White Cube – L’espace de la galerie et son idéologie
Brian O’Doherty (critique d’art 1975- 80)
Dans cette publication, O’Doherty examine les galeries en Amérique, constate que beaucoup d’entre elles sont formatées de manière similaire (murs blancs, néons blancs, sol impecc’, grand espace vide, impersonnel et désincarné) et essaie de tirer quelque conclusions de l’omniprésence des galeries de ce type qu’il renomme les « cubes blancs ». Il trouve deux finalités :
– finalité esthétique : Les galeries ont cette gueule parce qu’elles mimiquent le modèle moderniste américain par excellence : la page blanche, la coupure avec les vieilles traditions européennes. De plus, « le spectateur moderniste par excellence, c’est l’œil ». L’idée, c’est de neutraliser tous les autres sens afin de privilégier l’opticalité. Plus précisément l’appréhension optique désincarnée,
– finalité marchande : Il s’agit de mécaniser l’appréhension du spectateur-client, uniformiser les paramètres et les circonstances d’exposition afin de créer une stabilité des valeurs marchandes. En un mot, en uniformisant l’espace et en isolant un max les oeuvres de leur environnement, on peut plus facilement leur assigner un prix, les comparer et les déplacer. Le spectateur-client ne sera pas déstabilisé même s’il assiste dans la même semaine à une expo à Londres puis à Tokyo.
De plus, le mur blanc permet une absence de hiérarchisation entre les artistes, ce qui permet l’essor marchand une nouvelle génération de pratiques artistiques.

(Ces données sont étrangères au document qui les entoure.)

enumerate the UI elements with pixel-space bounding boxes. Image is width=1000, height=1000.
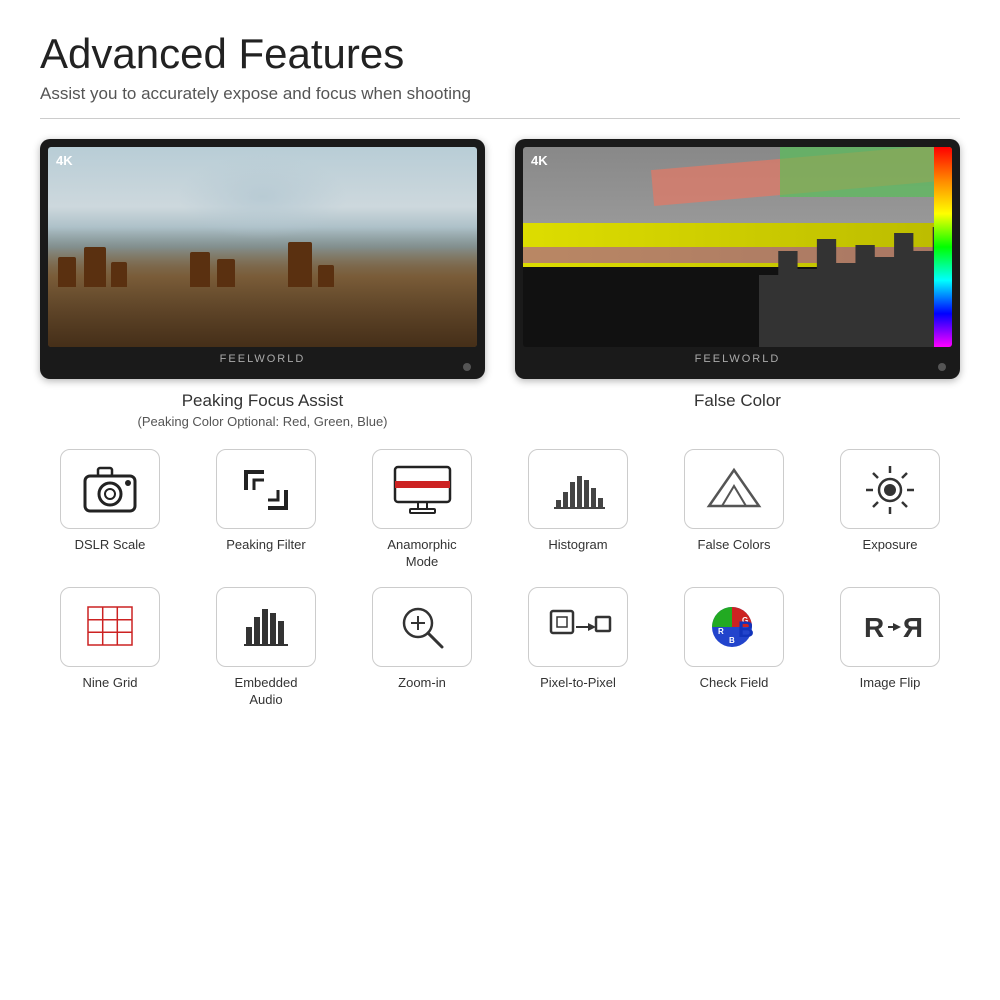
svg-text:B: B <box>729 636 735 645</box>
ninegrid-icon <box>80 599 140 654</box>
peaking-filter-label: Peaking Filter <box>226 537 305 554</box>
monitors-row: 4K FEELWORLD Peaking Focus Assist (Peaki… <box>40 139 960 429</box>
anamorphic-icon <box>390 462 455 517</box>
feature-peaking-filter: Peaking Filter <box>196 449 336 571</box>
mountain-icon <box>704 462 764 517</box>
dslr-scale-label: DSLR Scale <box>75 537 146 554</box>
feature-anamorphic-mode: AnamorphicMode <box>352 449 492 571</box>
feature-pixel-to-pixel: Pixel-to-Pixel <box>508 587 648 709</box>
image-flip-icon-box: R R <box>840 587 940 667</box>
monitor-1-brand: FEELWORLD <box>48 353 477 365</box>
page-subtitle: Assist you to accurately expose and focu… <box>40 84 960 119</box>
monitor-2-dot <box>938 363 946 371</box>
feature-zoom-in: Zoom-in <box>352 587 492 709</box>
anamorphic-mode-label: AnamorphicMode <box>387 537 456 571</box>
embedded-audio-label: EmbeddedAudio <box>235 675 298 709</box>
monitor-1-badge: 4K <box>56 153 73 168</box>
check-field-icon-box: R G B B <box>684 587 784 667</box>
imageflip-icon: R R <box>858 599 923 654</box>
false-colors-icon-box <box>684 449 784 529</box>
monitor-2-badge: 4K <box>531 153 548 168</box>
exposure-label: Exposure <box>863 537 918 554</box>
image-flip-label: Image Flip <box>860 675 921 692</box>
monitor-1-sublabel: (Peaking Color Optional: Red, Green, Blu… <box>137 414 387 429</box>
histogram-label: Histogram <box>548 537 607 554</box>
dslr-scale-icon-box <box>60 449 160 529</box>
feature-image-flip: R R Image Flip <box>820 587 960 709</box>
monitor-1-dot <box>463 363 471 371</box>
features-grid-row1: DSLR Scale Peaking Filter <box>40 449 960 571</box>
audio-icon <box>236 599 296 654</box>
histogram-icon-box <box>528 449 628 529</box>
camera-icon <box>80 462 140 517</box>
monitor-2-col: 4K FEELWORLD False Color <box>515 139 960 429</box>
zoom-in-label: Zoom-in <box>398 675 446 692</box>
monitor-1-col: 4K FEELWORLD Peaking Focus Assist (Peaki… <box>40 139 485 429</box>
svg-text:R: R <box>902 612 922 643</box>
embedded-audio-icon-box <box>216 587 316 667</box>
pixel-to-pixel-label: Pixel-to-Pixel <box>540 675 616 692</box>
feature-exposure: Exposure <box>820 449 960 571</box>
feature-check-field: R G B B Check Field <box>664 587 804 709</box>
monitor-1-label: Peaking Focus Assist <box>182 391 344 411</box>
monitor-2-label: False Color <box>694 391 781 411</box>
features-grid-row2: Nine Grid EmbeddedAudio <box>40 587 960 709</box>
checkfield-icon: R G B B <box>704 599 764 654</box>
zoom-in-icon-box <box>372 587 472 667</box>
false-colors-label: False Colors <box>698 537 771 554</box>
peaking-icon <box>236 462 296 517</box>
zoomin-icon <box>392 599 452 654</box>
histogram-icon <box>548 462 608 517</box>
monitor-1-frame: 4K FEELWORLD <box>40 139 485 379</box>
exposure-icon-box <box>840 449 940 529</box>
anamorphic-mode-icon-box <box>372 449 472 529</box>
svg-text:B: B <box>738 617 754 642</box>
feature-histogram: Histogram <box>508 449 648 571</box>
monitor-1-screen: 4K <box>48 147 477 347</box>
feature-embedded-audio: EmbeddedAudio <box>196 587 336 709</box>
monitor-2-screen: 4K <box>523 147 952 347</box>
monitor-2-frame: 4K FEELWORLD <box>515 139 960 379</box>
svg-text:R: R <box>718 627 724 636</box>
sunburst-icon <box>860 462 920 517</box>
pixel-icon <box>546 599 611 654</box>
nine-grid-icon-box <box>60 587 160 667</box>
page-title: Advanced Features <box>40 30 960 78</box>
feature-dslr-scale: DSLR Scale <box>40 449 180 571</box>
svg-text:R: R <box>864 612 884 643</box>
feature-false-colors: False Colors <box>664 449 804 571</box>
feature-nine-grid: Nine Grid <box>40 587 180 709</box>
nine-grid-label: Nine Grid <box>83 675 138 692</box>
monitor-2-brand: FEELWORLD <box>523 353 952 365</box>
check-field-label: Check Field <box>700 675 769 692</box>
peaking-filter-icon-box <box>216 449 316 529</box>
pixel-to-pixel-icon-box <box>528 587 628 667</box>
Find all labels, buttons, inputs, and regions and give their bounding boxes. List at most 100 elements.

Cette réflection sur le white cube amène par la suite Brian O’Doherty à investiguer des milieux qui au contraire prennent le parti d’exploiter l’environnement de l’oeuvre tel que le “Merzbau” provenant de Kurt Schwitters (1923-1943): travail focalisé sur l’assemblage. Les pavillons sont carrément ouverts aux quatre vents, les feuilles rentrent et côtoient les tableaux. Cet espace s’empare des codes appartenant aux Musées conventionnels et les détourne. Par exemple au lieu de subdiviser le Merzbau selon les thèmes abordés ou par dates comme le ferait un Musée typique, les différentes parties qui le composent sont nommées avec précision !: On y trouve la CME, cathédrale de la misère érotique, entité organique et vivante, ou encore, la caverne du crime sexuel. Là où le white cube établit une coupure figée dans l’éternité, réifie (fige, rend statique) le Merzbau se transforme. Le objets se parent d’une nouvelle fonction, nouvelle valeur symbolique. Par exemple, Au Merzbau était disposée une bouteille d’urine de sorte qu’elle inondait la pièce de lumière d’or. Il s’agissait de faire de son atelier une oeuvre d’art.
En matière de “pied de nez” vis à vis des normes Marcel Duchamp se débrouillait pas mal,
- Son œuvre intitulée “1200 sacs de charbon » se situe dans la continuité de l’idée de se désolidariser des modes d’exposition traditionnels.
- On y trouve une porte à double battants (qui perturbe le « spectateur » car on ne sait plus si l’on rentre ou si l’on sort), un brazero au centre de la pièce (malheureusement, on ne l’autorisera pas à l’allumer donc il y placera une lampe) qui déstabilise une seconde fois le spectateur car il donne l’impression d’être un lustre fixé sur le sol comme si l’ordre haut-bas était inversé. Bref, cela désoriente, on ne reconnaît plus le haut du bas, le dedans du dehors, on se retrouve calé entre 1200 sacs de combustible et une prétendue flamme (malheureusement, on ne l’autorisera pas à l’allumer donc il y placera une lampe, pas drôle.). Duchamp semble vouloir incinérer les musées traditionnels et l’audience avec.
On retient que dès 1930, l’art en lui-même devient moins important que l’environnement dans lequel il baigne. D’ailleurs Marcel Duchamp tire cette idée à son paroxysme avec une autre œuvre : « Mile of string » : En tant que commissaire d’exposition, Duchamp est censé mettre en évidence les œuvres qui y sont exposées. Que fait-il ? Il installe dans la pièce un kilomètre et demi de fil. Ce qui ne facilite évidemment pas l’accès aux tableaux et oblige par la même occasion aux spectateurs de lever les pattes comme des poules. On arrive à l’apogée du « counter model », il est parvenu à rendre l’art beaucoup plus difficile d’accès, littéralement, il tisse une toile d’araignée entre le spectateur et les œuvres d’art, ce qui les rend opaques, exactement à l’inverse du white cube.